There's a lot of expectation that comes with this one — Wild Flag is the first major musical post-Sleater-Kinney project for Carrie Brownstein and Janet Weiss, and includes Mary Timony (Helium) and Rebecca Cole (The Minders) to boot. Their early live shows held all the excitement one would hope for with these veterans channeling their talents into a new project. And their self-titled debut album doesn't disappoint, as one perfectly formed indie rock blast ignites after another. Energetic doesn't begin to describe songs like the shout-along “Romance,” while the band shows a bittersweet delicacy in songs like “Something Came Over Me.” Wild Flag should remind fans of independent rock throughout the '80s, '90s and '00s of plenty of great bands they loved from those decades (including the former bands of its members), but Wild Flag's brittle, guitar-geek riffs, vocal interplay, melodic songwriting and, yes, wild energy, should also remind us of why we loved those bands. You're going to have to sit down for this one.

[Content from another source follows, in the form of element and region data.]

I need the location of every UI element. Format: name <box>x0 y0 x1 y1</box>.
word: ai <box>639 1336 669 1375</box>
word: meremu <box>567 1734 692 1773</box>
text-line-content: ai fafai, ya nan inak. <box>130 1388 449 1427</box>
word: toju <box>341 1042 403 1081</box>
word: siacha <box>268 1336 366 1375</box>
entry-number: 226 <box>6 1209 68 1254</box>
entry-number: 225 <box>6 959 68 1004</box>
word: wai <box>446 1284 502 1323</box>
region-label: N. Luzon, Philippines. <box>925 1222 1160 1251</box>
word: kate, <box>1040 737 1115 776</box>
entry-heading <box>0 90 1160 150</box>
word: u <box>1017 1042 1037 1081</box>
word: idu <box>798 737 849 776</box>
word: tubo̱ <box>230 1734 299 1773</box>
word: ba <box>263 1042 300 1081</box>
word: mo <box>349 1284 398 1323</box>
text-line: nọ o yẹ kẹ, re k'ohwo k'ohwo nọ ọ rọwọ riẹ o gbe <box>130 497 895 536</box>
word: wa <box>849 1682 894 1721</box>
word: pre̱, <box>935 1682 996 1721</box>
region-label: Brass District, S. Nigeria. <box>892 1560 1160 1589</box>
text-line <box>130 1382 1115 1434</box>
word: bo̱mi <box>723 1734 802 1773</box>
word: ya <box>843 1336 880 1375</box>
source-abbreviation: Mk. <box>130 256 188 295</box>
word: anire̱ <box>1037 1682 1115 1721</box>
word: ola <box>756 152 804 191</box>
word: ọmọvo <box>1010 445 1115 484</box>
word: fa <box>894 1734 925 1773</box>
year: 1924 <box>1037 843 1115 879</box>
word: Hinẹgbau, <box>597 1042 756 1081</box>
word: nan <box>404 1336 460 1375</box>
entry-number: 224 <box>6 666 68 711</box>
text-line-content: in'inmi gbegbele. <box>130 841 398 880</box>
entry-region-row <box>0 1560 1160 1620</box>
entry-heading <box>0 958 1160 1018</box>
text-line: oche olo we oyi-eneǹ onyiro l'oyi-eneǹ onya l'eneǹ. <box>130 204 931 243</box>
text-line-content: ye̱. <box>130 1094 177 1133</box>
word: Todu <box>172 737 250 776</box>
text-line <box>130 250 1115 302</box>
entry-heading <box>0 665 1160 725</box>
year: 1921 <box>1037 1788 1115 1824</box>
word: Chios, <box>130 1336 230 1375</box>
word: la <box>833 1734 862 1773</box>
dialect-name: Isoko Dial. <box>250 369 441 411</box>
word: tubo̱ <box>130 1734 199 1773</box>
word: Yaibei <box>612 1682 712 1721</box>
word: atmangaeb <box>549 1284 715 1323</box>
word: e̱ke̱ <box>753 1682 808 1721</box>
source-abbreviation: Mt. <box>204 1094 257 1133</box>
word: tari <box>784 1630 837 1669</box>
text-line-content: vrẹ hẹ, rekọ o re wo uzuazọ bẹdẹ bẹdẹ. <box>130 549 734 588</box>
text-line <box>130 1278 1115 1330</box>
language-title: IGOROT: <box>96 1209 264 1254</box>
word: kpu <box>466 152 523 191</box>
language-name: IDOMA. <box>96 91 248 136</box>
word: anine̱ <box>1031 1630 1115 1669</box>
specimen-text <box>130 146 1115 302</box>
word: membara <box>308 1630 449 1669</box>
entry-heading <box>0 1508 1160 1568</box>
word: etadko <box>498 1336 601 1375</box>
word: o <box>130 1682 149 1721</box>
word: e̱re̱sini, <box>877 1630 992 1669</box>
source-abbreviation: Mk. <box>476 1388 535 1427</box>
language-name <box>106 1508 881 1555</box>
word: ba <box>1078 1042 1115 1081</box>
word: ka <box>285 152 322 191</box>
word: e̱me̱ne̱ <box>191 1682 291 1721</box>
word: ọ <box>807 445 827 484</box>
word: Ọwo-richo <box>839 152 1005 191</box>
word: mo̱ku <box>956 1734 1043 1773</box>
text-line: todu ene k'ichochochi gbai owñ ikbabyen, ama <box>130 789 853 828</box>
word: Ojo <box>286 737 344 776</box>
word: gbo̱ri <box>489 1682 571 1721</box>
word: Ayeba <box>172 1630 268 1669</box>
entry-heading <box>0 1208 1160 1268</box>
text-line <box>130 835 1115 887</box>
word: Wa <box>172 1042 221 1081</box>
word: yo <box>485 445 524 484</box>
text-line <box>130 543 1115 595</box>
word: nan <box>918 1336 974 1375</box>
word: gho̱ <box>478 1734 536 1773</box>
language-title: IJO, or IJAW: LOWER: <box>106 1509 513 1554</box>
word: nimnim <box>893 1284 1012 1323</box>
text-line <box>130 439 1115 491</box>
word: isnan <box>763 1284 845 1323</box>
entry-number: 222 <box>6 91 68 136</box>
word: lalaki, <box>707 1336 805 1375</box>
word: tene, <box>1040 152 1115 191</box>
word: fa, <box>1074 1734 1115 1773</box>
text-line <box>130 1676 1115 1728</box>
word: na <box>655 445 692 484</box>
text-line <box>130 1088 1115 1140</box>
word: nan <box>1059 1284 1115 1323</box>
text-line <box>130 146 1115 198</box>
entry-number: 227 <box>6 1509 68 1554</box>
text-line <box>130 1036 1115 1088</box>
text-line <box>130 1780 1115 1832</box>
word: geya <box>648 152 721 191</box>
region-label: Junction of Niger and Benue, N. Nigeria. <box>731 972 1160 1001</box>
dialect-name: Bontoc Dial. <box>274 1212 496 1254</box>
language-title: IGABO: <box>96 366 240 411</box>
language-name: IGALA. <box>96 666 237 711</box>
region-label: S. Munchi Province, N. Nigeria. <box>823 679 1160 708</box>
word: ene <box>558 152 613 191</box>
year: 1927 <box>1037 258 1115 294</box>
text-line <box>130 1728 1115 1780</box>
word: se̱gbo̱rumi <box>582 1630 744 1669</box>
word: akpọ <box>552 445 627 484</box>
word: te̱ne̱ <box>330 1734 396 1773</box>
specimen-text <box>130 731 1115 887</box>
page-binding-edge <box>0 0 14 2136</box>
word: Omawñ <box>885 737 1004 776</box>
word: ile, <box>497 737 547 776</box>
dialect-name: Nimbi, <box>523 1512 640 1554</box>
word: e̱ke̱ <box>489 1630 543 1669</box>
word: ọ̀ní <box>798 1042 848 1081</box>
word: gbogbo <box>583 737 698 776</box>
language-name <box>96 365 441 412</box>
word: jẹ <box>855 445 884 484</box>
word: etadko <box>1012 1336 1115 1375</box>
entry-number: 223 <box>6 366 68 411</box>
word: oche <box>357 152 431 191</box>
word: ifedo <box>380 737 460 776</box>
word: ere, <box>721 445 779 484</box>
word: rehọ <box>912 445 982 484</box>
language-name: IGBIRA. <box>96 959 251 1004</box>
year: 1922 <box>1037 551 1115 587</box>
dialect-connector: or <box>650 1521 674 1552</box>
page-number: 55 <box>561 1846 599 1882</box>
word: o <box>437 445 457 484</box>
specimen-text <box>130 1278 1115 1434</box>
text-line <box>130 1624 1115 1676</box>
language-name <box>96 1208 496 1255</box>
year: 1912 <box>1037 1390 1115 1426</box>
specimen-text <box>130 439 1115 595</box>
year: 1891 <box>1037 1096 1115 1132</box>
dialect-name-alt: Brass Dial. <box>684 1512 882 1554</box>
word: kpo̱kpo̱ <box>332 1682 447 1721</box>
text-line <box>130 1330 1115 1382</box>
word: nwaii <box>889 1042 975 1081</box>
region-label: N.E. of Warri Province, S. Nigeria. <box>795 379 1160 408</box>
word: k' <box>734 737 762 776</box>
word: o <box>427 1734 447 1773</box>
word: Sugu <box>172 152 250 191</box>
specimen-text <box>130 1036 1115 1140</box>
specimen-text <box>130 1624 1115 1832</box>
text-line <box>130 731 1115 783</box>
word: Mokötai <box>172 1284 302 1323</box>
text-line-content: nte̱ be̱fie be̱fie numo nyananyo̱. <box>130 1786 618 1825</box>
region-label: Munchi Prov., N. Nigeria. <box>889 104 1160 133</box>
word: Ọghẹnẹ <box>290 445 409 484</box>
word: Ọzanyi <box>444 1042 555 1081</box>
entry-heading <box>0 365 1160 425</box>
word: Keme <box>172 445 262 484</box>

St. Vincent's Annie Clark is very obviously musically gifted, as a singer of uncommon warmth,a wicked guitar player and inventive songwriter. Her previous albums, Marry Me and especially its follow-up, Actor, showed flashes of brilliance amid occasionally fussy arrangements. But not only is Strange Mercy her strongest album to date, it's one of the best indie rock releases of the year, ably capturing her unique combination of experimentation and lush orchestration, mania and giddiness (think Doris Day losing her shit). Like her previous college-rock staple “Actor Out of Work,” “Cruel” balances current trends — clean guitar lines, a wink to fashionable Afro-pop — with bits of minor-key, swooping gospel choruses that send shivers every time. “Surgeon” pulses with neurotic, antiseptic tension. Electronic ballads like “Neutered Fruit” and “Champagne Year” find Clark at her most naked, taking her to stark, emotional places that graciously pay off. There isn't a misstep on Strange Mercy, remarkable because of the chances she takes; what's even more remarkable is that given her wide scope, the album comes out a powerful, unified statement.
Fool’s Gold – Leave No Trace
From the easy Smithsy jangle “The Dive,” the latest from L.A.’s Fool’s Gold lets its listeners know this won’t be a repeat affair of the group’s afro-pop-loving debut but rather a crystallization of the sound they’ve worked on, touring for years and developing into an excellent indie pop band informed by worldbeat but not shackled by it. Leave No Trace runs its fingers along a spinning globe and across a pop-song timeline, but it never sounds forced; rather, each of them album’s 10 songs packs headspinning detail into an easily digestible format. Dynamite single-worthy jams like “Window Worthy” work up clap-along dance beats dressed with flourishes like flutes here, disco synths there and lush, soulful choruses everywhere.